All the stuff and nonsense of Groundhog Day goes back to Candlemas Day, an ancient Christian tradition celebrating 40 days after Christmas, when Joseph and Mary brought the infant Jesus to the temple in Jerusalem to be blessed and the elderly holy man, Simeon, proclaims the baby “to be the light to the world.”
Candlemas has been celebrated since the 4th Century and is traditionally the day when people bring candles to their church to be blessed by the priest. The day has roots in ancient pagan traditions of lighting candles midway between the Winter Solstice and the Spring Equinox.
There is a tradition that the weather on Candlemas Day would be an indicator of weather for the rest of the winter, as told in this rhyme.
“If Candlemas Day be fair and bright
Winter will have another fight.
If Candlemas Day brings cloud and rain,
Winter won’t come again.”
There’s another tradition, that if people don’t take down their Christmas decorations on the 12th Day of Christmas, January 6, they must leave them up until Candlemas Day.
Meanwhile, back in Punxsutawney, part of the storyline about Phil the Groundhog is that the 1886 Phil is the same as the Phil of today, and that his secret to longevity is a drink of “groundhog punch” given to Phil at the annual Groundhog Picnic every fall. In real life, however, a woodchuck’s normal lifespan is just six years.

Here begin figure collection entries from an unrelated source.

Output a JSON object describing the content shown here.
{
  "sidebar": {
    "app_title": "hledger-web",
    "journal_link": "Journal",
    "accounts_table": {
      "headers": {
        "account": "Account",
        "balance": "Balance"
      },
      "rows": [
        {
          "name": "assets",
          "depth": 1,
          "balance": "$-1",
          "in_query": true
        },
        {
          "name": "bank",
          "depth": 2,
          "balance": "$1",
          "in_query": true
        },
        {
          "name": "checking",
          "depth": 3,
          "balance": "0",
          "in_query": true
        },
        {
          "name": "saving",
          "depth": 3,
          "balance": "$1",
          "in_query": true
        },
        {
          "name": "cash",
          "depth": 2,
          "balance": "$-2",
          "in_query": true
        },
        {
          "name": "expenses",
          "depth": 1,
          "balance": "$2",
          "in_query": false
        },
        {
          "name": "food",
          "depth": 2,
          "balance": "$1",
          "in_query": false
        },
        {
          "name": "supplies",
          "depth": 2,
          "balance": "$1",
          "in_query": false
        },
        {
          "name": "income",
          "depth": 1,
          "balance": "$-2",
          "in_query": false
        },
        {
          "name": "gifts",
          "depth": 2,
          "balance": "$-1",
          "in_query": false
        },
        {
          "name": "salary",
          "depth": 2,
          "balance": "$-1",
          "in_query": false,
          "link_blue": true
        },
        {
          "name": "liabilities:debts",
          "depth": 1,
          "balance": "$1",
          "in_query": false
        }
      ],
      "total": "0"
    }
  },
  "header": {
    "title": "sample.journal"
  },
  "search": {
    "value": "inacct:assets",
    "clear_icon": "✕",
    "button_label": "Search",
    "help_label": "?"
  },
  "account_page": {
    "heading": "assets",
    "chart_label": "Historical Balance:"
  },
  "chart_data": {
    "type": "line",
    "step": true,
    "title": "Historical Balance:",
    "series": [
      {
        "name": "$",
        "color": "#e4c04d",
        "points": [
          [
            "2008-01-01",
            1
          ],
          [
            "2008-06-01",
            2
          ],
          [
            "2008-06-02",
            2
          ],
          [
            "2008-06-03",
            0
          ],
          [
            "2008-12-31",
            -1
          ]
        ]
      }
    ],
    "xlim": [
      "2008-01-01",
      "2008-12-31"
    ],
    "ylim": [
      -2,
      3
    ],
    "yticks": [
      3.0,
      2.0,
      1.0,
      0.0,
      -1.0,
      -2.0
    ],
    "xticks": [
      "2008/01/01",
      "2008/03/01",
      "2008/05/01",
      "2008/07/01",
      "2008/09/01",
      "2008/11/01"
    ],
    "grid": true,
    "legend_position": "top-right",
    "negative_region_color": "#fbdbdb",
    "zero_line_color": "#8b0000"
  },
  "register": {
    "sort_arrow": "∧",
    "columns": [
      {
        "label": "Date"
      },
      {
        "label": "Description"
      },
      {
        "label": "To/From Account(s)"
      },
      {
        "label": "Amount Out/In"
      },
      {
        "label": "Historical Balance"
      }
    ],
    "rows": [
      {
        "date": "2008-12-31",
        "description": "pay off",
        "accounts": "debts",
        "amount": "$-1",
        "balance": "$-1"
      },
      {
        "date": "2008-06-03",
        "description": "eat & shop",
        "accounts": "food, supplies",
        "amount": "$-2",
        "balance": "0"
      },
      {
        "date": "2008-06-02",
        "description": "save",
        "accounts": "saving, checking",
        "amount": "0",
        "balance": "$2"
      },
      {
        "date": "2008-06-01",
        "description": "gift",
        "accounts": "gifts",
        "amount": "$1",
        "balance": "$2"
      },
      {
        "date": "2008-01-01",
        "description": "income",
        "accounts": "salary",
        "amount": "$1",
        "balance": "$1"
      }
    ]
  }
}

According to Wikipedia, the annual event is scripted ahead of time. While two scrolls are prepared ahead of time, Phil supposedly whispers his forecast to the President of the Inner Circle in “Groundhogese,” which only the President understands, and Phil tells him which scroll to select. In actuality, the weather at Gobbler’s Knob is often opposite of what it should be based on the scroll’s proclamation.
The proclamation is also wrong much of the time as far as predicting future weather. Nevertheless, the Inner Circle maintains that Phil the Groundhog is 100 percent correct. If it seems that he’s wrong it’s because the President of the Inner Circle made an error in translating Phil’s Groundhogese. On the other hand, impartial observers of Phil’s predictions place his accuracy as more like between 35 and 40 percent.
Groundhogs, or woodchucks, are not found in Montana, though two of its cousins are native. The Yellow-bellied Marmot and the Hoary Marmot, also called rockchucks, are Montana residents.
Presumably, their predictions are just as accurate as Phil’s guesses, though as they’re deep in hibernation, it might be difficult to interpret “rockchuckese.”